Just as much of medicine teaching is derived from the sick and the dead—medical students spend far more time with cadavers than interacting and learning from healthy people—so, too, does the author concentrate his study and examination on detailed diagnostics and autopsies of severely sick, dying, and dead properties.

This approach is appropriate, for often in developing decision guidelines one needs to understand what not to do, if for no other reason that the universe of all of the things not to do is so much more vast than the small set of what should be done. The wisdom of this very sensible proposition was so wisely articulated in Kurt Seligmann’s trenchant observation, “How can we know the good if we do not first know the bad?” Magic, supernaturalism, and religion.

There is a very practical reason why such teaching follows from the study of the dysfunctional rather than the functional.

But beyond the site specific significance of the prospective productivity and therefore value of a particular parcel, access considerations loom large, continually realigning and changing the attributes and circumstances of competitive positions: “The ubiquity of these access changes in any metropolitan area, whether implemented to create new patterns in suburban developments or applied to existing urban patterns, eventually leads to an overall and widespread differential in spatial transaction costs benefitting uses on much larger parcels.” Distilling the key teaching of this statement:

  • Places are in competition;
  • A change in the attributes of one place affects not only that place’s competitive position, but that of other places;
  • Access to changes in metropolitan areas are pervasive;
  • Access changes realign the competitive position of places;
  • To comprehend the competitive position of any one place, you need to consider the access changes that are realigning that place’s competitive position, but also comparable access changes in other metropolitan areas within which the subject metropolitan area competes.

The majority of those making real estate decisions are disadvantaged, to the extent they seek to apply the technologically disruptive and intellectually obsolete concepts of traditional real estate dogma.

Policymakers and public officials could be so much more effective in their roles and work, were they to have an awareness, understanding, and appreciation for the ideas advanced here.

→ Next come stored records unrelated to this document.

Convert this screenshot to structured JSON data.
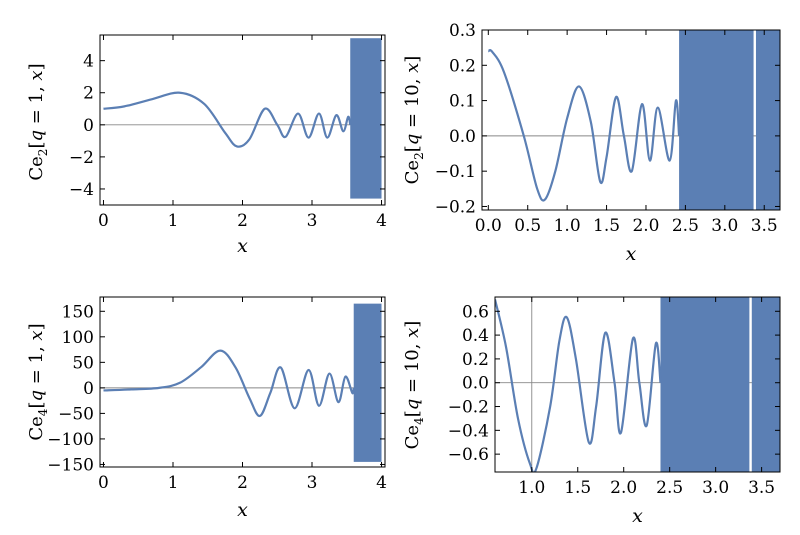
{
  "colors": {
    "curve": "#5b7fb4",
    "axis": "#000000",
    "zero_line": "#888888"
  },
  "chart_data": [
    {
      "type": "line",
      "function": "Mathieu cosine Ce_2 with q = 1",
      "ylabel_parts": [
        "Ce",
        "2",
        "[",
        "q",
        " = 1, ",
        "x",
        "]"
      ],
      "xlabel": "x",
      "xlim": [
        -0.05,
        4.05
      ],
      "ylim": [
        -5,
        5.6
      ],
      "xticks": [
        0,
        1,
        2,
        3,
        4
      ],
      "xtick_labels": [
        "0",
        "1",
        "2",
        "3",
        "4"
      ],
      "yticks": [
        4,
        2,
        0,
        -2,
        -4
      ],
      "ytick_labels": [
        "4",
        "2",
        "0",
        "−2",
        "−4"
      ],
      "series": [
        {
          "points": [
            [
              0,
              1.0
            ],
            [
              0.3,
              1.15
            ],
            [
              0.7,
              1.6
            ],
            [
              1.1,
              2.0
            ],
            [
              1.45,
              1.3
            ],
            [
              1.75,
              -0.5
            ],
            [
              1.92,
              -1.35
            ],
            [
              2.1,
              -0.9
            ],
            [
              2.32,
              1.0
            ],
            [
              2.5,
              0.0
            ],
            [
              2.62,
              -0.75
            ],
            [
              2.8,
              0.7
            ],
            [
              2.95,
              -0.8
            ],
            [
              3.1,
              0.7
            ],
            [
              3.22,
              -0.8
            ],
            [
              3.35,
              0.6
            ],
            [
              3.45,
              -0.4
            ],
            [
              3.52,
              0.5
            ],
            [
              3.55,
              0.0
            ]
          ]
        }
      ],
      "noise_region": {
        "x_start": 3.55,
        "x_end": 4.0,
        "y_min": -4.6,
        "y_max": 5.4,
        "gaps": []
      }
    },
    {
      "type": "line",
      "function": "Mathieu cosine Ce_2 with q = 10",
      "ylabel_parts": [
        "Ce",
        "2",
        "[",
        "q",
        " = 10, ",
        "x",
        "]"
      ],
      "xlabel": "x",
      "xlim": [
        -0.08,
        3.7
      ],
      "ylim": [
        -0.21,
        0.3
      ],
      "xticks": [
        0,
        0.5,
        1,
        1.5,
        2,
        2.5,
        3,
        3.5
      ],
      "xtick_labels": [
        "0.0",
        "0.5",
        "1.0",
        "1.5",
        "2.0",
        "2.5",
        "3.0",
        "3.5"
      ],
      "yticks": [
        0.3,
        0.2,
        0.1,
        0,
        -0.1,
        -0.2
      ],
      "ytick_labels": [
        "0.3",
        "0.2",
        "0.1",
        "0.0",
        "−0.1",
        "−0.2"
      ],
      "series": [
        {
          "points": [
            [
              0,
              0.24
            ],
            [
              0.05,
              0.238
            ],
            [
              0.2,
              0.18
            ],
            [
              0.45,
              0.0
            ],
            [
              0.62,
              -0.15
            ],
            [
              0.72,
              -0.18
            ],
            [
              0.85,
              -0.1
            ],
            [
              1.0,
              0.05
            ],
            [
              1.15,
              0.14
            ],
            [
              1.3,
              0.04
            ],
            [
              1.42,
              -0.13
            ],
            [
              1.5,
              -0.06
            ],
            [
              1.62,
              0.11
            ],
            [
              1.72,
              0.0
            ],
            [
              1.82,
              -0.1
            ],
            [
              1.95,
              0.09
            ],
            [
              2.05,
              -0.07
            ],
            [
              2.15,
              0.08
            ],
            [
              2.3,
              -0.07
            ],
            [
              2.38,
              0.1
            ],
            [
              2.42,
              0.0
            ]
          ]
        }
      ],
      "noise_region": {
        "x_start": 2.42,
        "x_end": 3.7,
        "y_min": -0.21,
        "y_max": 0.3,
        "gaps": [
          3.38
        ]
      }
    },
    {
      "type": "line",
      "function": "Mathieu cosine Ce_4 with q = 1",
      "ylabel_parts": [
        "Ce",
        "4",
        "[",
        "q",
        " = 1, ",
        "x",
        "]"
      ],
      "xlabel": "x",
      "xlim": [
        -0.05,
        4.05
      ],
      "ylim": [
        -155,
        178
      ],
      "xticks": [
        0,
        1,
        2,
        3,
        4
      ],
      "xtick_labels": [
        "0",
        "1",
        "2",
        "3",
        "4"
      ],
      "yticks": [
        150,
        100,
        50,
        0,
        -50,
        -100,
        -150
      ],
      "ytick_labels": [
        "150",
        "100",
        "50",
        "0",
        "−50",
        "−100",
        "−150"
      ],
      "series": [
        {
          "points": [
            [
              0,
              -5
            ],
            [
              0.4,
              -3
            ],
            [
              0.8,
              0
            ],
            [
              1.1,
              10
            ],
            [
              1.4,
              40
            ],
            [
              1.68,
              73
            ],
            [
              1.9,
              40
            ],
            [
              2.1,
              -20
            ],
            [
              2.25,
              -55
            ],
            [
              2.4,
              -10
            ],
            [
              2.55,
              40
            ],
            [
              2.75,
              -40
            ],
            [
              2.95,
              35
            ],
            [
              3.1,
              -35
            ],
            [
              3.25,
              28
            ],
            [
              3.38,
              -28
            ],
            [
              3.48,
              22
            ],
            [
              3.58,
              -10
            ],
            [
              3.6,
              0
            ]
          ]
        }
      ],
      "noise_region": {
        "x_start": 3.6,
        "x_end": 4.0,
        "y_min": -145,
        "y_max": 165,
        "gaps": []
      }
    },
    {
      "type": "line",
      "function": "Mathieu cosine Ce_4 with q = 10",
      "ylabel_parts": [
        "Ce",
        "4",
        "[",
        "q",
        " = 10, ",
        "x",
        "]"
      ],
      "xlabel": "x",
      "xlim": [
        0.6,
        3.7
      ],
      "ylim": [
        -0.75,
        0.72
      ],
      "xticks": [
        1,
        1.5,
        2,
        2.5,
        3,
        3.5
      ],
      "xtick_labels": [
        "1.0",
        "1.5",
        "2.0",
        "2.5",
        "3.0",
        "3.5"
      ],
      "yticks": [
        0.6,
        0.4,
        0.2,
        0,
        -0.2,
        -0.4,
        -0.6
      ],
      "ytick_labels": [
        "0.6",
        "0.4",
        "0.2",
        "0.0",
        "−0.2",
        "−0.4",
        "−0.6"
      ],
      "vline_x": 1.0,
      "series": [
        {
          "points": [
            [
              0.6,
              0.7
            ],
            [
              0.72,
              0.3
            ],
            [
              0.85,
              -0.3
            ],
            [
              0.98,
              -0.68
            ],
            [
              1.05,
              -0.72
            ],
            [
              1.2,
              -0.2
            ],
            [
              1.3,
              0.35
            ],
            [
              1.38,
              0.55
            ],
            [
              1.48,
              0.2
            ],
            [
              1.62,
              -0.5
            ],
            [
              1.7,
              -0.2
            ],
            [
              1.8,
              0.42
            ],
            [
              1.9,
              0.0
            ],
            [
              1.97,
              -0.42
            ],
            [
              2.1,
              0.37
            ],
            [
              2.17,
              0.0
            ],
            [
              2.25,
              -0.36
            ],
            [
              2.35,
              0.33
            ],
            [
              2.4,
              0.0
            ]
          ]
        }
      ],
      "noise_region": {
        "x_start": 2.4,
        "x_end": 3.7,
        "y_min": -0.75,
        "y_max": 0.72,
        "gaps": [
          3.38
        ]
      }
    }
  ]
}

As government ultimately concerns place management—as reflected by the majority of public expenditures being directed to protection, fire and safety, as well as to transit systems and public spaces—the decisions made about our places and the properties constructed in those places ultimately determine the quality of our lives, the functioning and satisfaction of society, and the competiveness of places in relationship to other places.

Add all of this up and it is a prescription of the performance assessment for a public official. That said, sadly, few public officials, even those whose training and specialized responsibilities concern physical planning issues, are sufficiently aware of this fundamental preposition presented here. So not knowing what they do not know, they proceed in benign ignorance to impose policies and programs whose actual consequences and implications exacerbate rather than ameliorate the very issues they were intended to address.

Access, Property and American Urban Space, is an important contribution in so many ways. Although the general reader may find the concepts heavy going at times—after all, one of the author’s central themes is that increasing complexity characterizes contemporary society and its places, which theme necessarily is unpacked through reasoning that at times some may encounter as daunting if not complicated—the effort required is more than worth it.